Never missing a beat again
In order to ensure that active search is conducted timely with real time evidence the polio surveillance systems in Kenya, Ethiopia, Uganda, Eritrea, South Sudan, and Tanzania have adopted an easy-to-use, portable disease surveillance monitoring tool. It delivers unprecedented accuracy across huge areas. The best bit? Most people already have the basic component in their pockets: their mobile phones.
The tool is known as Integrated Surveillance and Routine Immunization Supervision. The idea is simple: surveillance officers use an app on their mobile phones to document active case searching as it happens, by tagging the location of every healthcare facility they visit and check.
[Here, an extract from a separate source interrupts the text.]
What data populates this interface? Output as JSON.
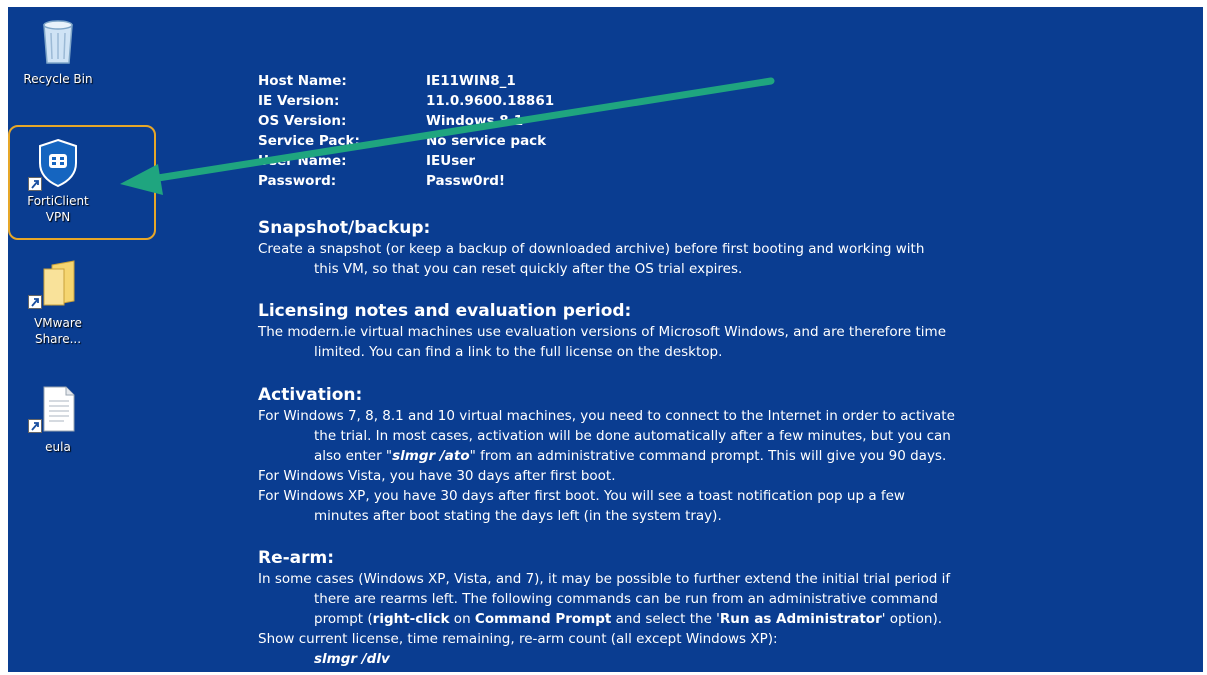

“This provides real-time monitoring in the field. Previously, officers would report having done active case searching after the fact – like, ‘I was here and I did x, y, z’. But this is vulnerable to human error in remembering accurately. Sometimes, before we introduced it, someone would go to a distant, rural area and not be able to pinpoint their location on a map for others to follow up. Now, we are sure we are not missing things.” said Christopher Kamugisha, WHO’s Horn of Africa Outbreak Coordinator.
The app guides surveillance officers through a checklist (questions cover resources available at the facility, polio, measles and routine immunization) that they fill out and send then and there, using their mobile phones, even without an internet connection. It can also provide on-the-spot data analysis so that the surveillance officer can take immediate, evidence-based action.
With a swipe of the screen, users marry surveillance findings to the facility’s location and send the information to a centrally generated map. This gives staff at the national level a clearer picture of where surveillance is working and where it is not, including data on where possible polio cases are, so they know where to direct extra resources.
It also means health workers actively searching for AFP do not have to spend extra time ensuring the information gathered in the field is being shared with the right people for them to take action. For the ongoing outbreak of circulating vaccine-derived poliovirus in the Horn of Africa, this means better disease surveillance – and a better chance to protect children against polio.